Overall, the township is going to have to pay $33,000  more this year – $364,000 – for the same benefits they had last year.

The quotes received:

  • Current provider: $397,600, a 9.2 percent increase;
  • Regional Insurer A: $481,500, a 32.3 percent increase;
  • Regional Insurer B: $481,300, a 32.2 percent increase; and
  • National Insurer, $696,000, a 75.1 percent increase.

Let’s put that 9.2 percent in context.

Inflation in the U.S. has cooled to roughly 3 to 4 percent over the past year. Wages, depending on the sector, are growing somewhere in that same range. There’s volatility right now in energy and fuel prices, with attached increases at the grocery store for many goods.  Most households are adjusting to smaller, steadier increases after the spikes of the past few years.

This is just a quick snapshot of how costs for local government are going up across this region of Ohio. Across the county, local governments are dealing with the same issues. Revenues are relatively flat, but costs are not. Health insurance, equipment, materials, and contracted services are all rising faster than the income streams that fund them.

We are already seeing the effects.

In one Trumbull County community of roughly 10,000 residents, officials have paused the annual road paving program. Not because the need disappeared, but because the money did. The cost of maintaining core services is crowding out everything else. School districts across the area are looking at cutting services, like busing and afterschool programs, or teachers.

That is how a 9 percent insurance increase shows up in real life, and where communication matters for organizations facing difficult situations. No one in Bazetta made a bad decision. They reviewed the bids, avoided far worse outcomes, and kept the increase as low as the market allowed.

Here’s where good communication comes in.

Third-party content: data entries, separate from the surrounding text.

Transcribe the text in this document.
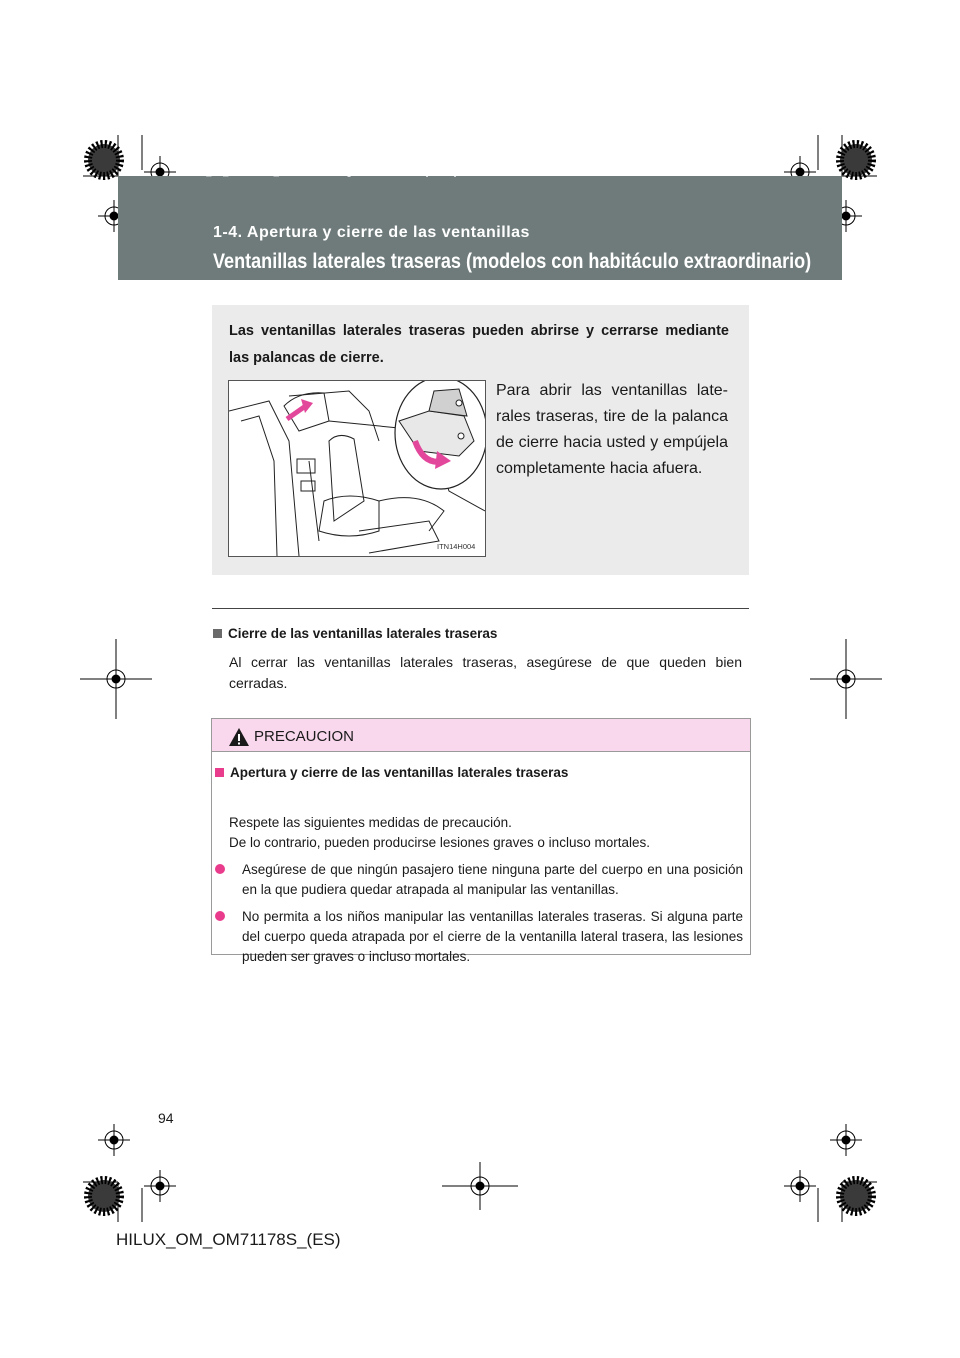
HILUX_OM_OM71178S_(ES).book Page 94 Wednesday, May 16, 2012 3:09 PM
1-4. Apertura y cierre de las ventanillas
Ventanillas laterales traseras (modelos con habitáculo extraordinario)
Las ventanillas laterales traseras pueden abrirse y cerrarse mediante las palancas de cierre.
ITN14H004
Para abrir las ventanillas laterales traseras, tire de la palanca de cierre hacia usted y empújela completamente hacia afuera.
Cierre de las ventanillas laterales traseras
Al cerrar las ventanillas laterales traseras, asegúrese de que queden bien cerradas.
PRECAUCION
Apertura y cierre de las ventanillas laterales traseras
Respete las siguientes medidas de precaución.
De lo contrario, pueden producirse lesiones graves o incluso mortales.
Asegúrese de que ningún pasajero tiene ninguna parte del cuerpo en una posición en la que pudiera quedar atrapada al manipular las ventanillas.
No permita a los niños manipular las ventanillas laterales traseras. Si alguna parte del cuerpo queda atrapada por el cierre de la ventanilla lateral trasera, las lesiones pueden ser graves o incluso mortales.
94
HILUX_OM_OM71178S_(ES)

At the township meeting, trustees talked about how they asked for multiple quotes and relied on a long standing relationship with an agent to negotiate the best possible rate. They were careful to point out that no cutbacks were being considered, especially for employees.

For taxpayers, that’s the key point. They want to know if taxes will increase, if services will decrease and if there was any way to avoid the cost hike.  A 9 percent increase can be the right decision. But if it is not explained clearly, it will not feel like one.